Bild: „Das Zuhause, das kein Zuhause hat“: Das Original-Haus von Rosa Parks…
Der US-amerikanische Künstler Ryan Mendoza steht im Hof zwischen seinem
Wohn- und Atelierhaus in einer Seitenstraße des ehemaligen Arbeiterbezirks
Wedding. Es ist nur noch das Gerüst „seines Hauses“ übrig, das ihn seit
Monaten beschäftigt, das er aber trotzdem nie „sein Haus“ nennen würde.

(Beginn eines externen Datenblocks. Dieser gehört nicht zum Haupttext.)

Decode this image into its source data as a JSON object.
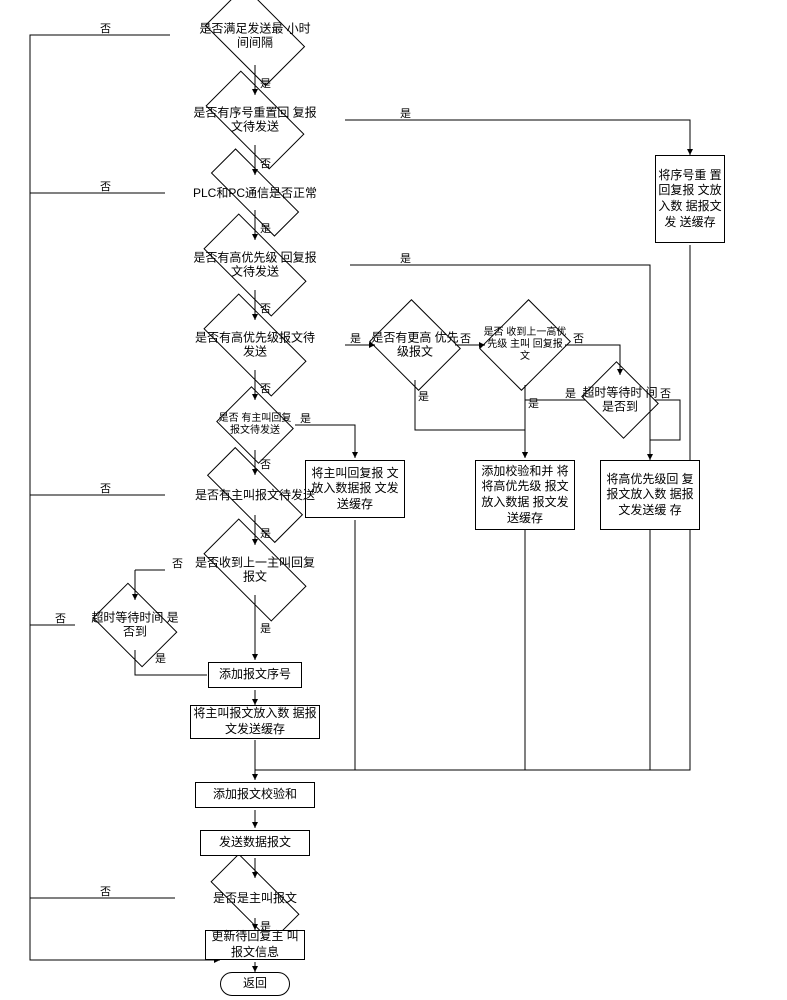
{
  "nodes": {
    "d1": "是否满足发送最\n小时间间隔",
    "d2": "是否有序号重置回\n复报文待发送",
    "d3": "PLC和PC通信是否正常",
    "d4": "是否有高优先级\n回复报文待发送",
    "d5": "是否有高优先级报文待\n发送",
    "d6": "是否\n有主叫回复\n报文待发送",
    "d7": "是否有主叫报文待发送",
    "d8": "是否收到上一主叫回复\n报文",
    "d9": "超时等待时间\n是否到",
    "d10": "是否是主叫报文",
    "d11": "是否有更高\n优先级报文",
    "d12": "是否\n收到上一高优先级\n主叫\n回复报文",
    "d13": "超时等待时\n间是否到",
    "r1": "将序号重\n置回复报\n文放入数\n据报文发\n送缓存",
    "r2": "将高优先级回\n复报文放入数\n据报文发送缓\n存",
    "r3": "添加校验和并\n将将高优先级\n报文放入数据\n报文发送缓存",
    "r4": "将主叫回复报\n文放入数据报\n文发送缓存",
    "r5": "添加报文序号",
    "r6": "将主叫报文放入数\n据报文发送缓存",
    "r7": "添加报文校验和",
    "r8": "发送数据报文",
    "r9": "更新待回复主\n叫报文信息",
    "t1": "返回"
  },
  "labels": {
    "yes": "是",
    "no": "否"
  }
}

Obwohl das Haus gerade abgebaut und demnächst dorthin zurück verschifft
wird, wo es herkommt, obwohl er es nun los lassen muss, wirkt Ryan Mendoza
wie auf Wolke siebzehn. Alles ist so gekommen, wie er sich das ausgerechnet
hat.
Die Geschichte beginnt im Winter 1955 in den USA. Die 42-jährige schwarze
Näherin Rosa Parks weigert sich, im Bus ihren Sitzplatz für einen Weißen zu
räumen und wird verhaftet. Dies löst den Busboykott von Montgommery aus,
der als Anfang der Schwarzen Bürgerrechtsbewegung gilt. 1957 flüchtet Rosa
Parks mit ihrem Mann vor Arbeitslosigkeit und Rassismus nach Detroit, ins
kleine Haus ihres Bruders und dessen 13 Kindern – in eben jenes bescheidene
Haus, das jetzt in Wedding steht.
61 Jahre später bekommt Ryan Mendoza einen Anruf von einem dieser 13
Kinder, von Rosa Parks Nichte Rhea McCauley. Sie hat das Haus, in dem sie
aufwuchs, für 500 Dollar der Stadt abgekauft, die es abreißen lassen
wollte. Nun weiß McCauley nicht weiter. Die Schwarze Community, auch die
Rosa Parks Stiftung, hat kein Geld.
Mendoza findet nicht, dass das Haus nach Berlin gehört und versucht alles,
um es zu retten. Er schreibt den Bürgermeister von Detroit an, sogar das
Weiße Haus. Keiner will es haben.
Der Künstler denkt nach. Das Land, in dem er seit 20 Jahren nicht mehr
leben mag, ist auf Lügen gebaut, sagt er. „Man kommt aber nur voran, wenn
einem die Vergangenheit gehört.“ Also beginnt er, in glühender Sommerhitze
mit einer handvoll Helfer, das Haus zu demontieren. Kritik aus der
Schwarzen Community wird laut, er wolle sich das Haus für seinen Ruhm unter
den Nagel reißen. Doch die Stimmung kippt, zu Mendozas Gunsten.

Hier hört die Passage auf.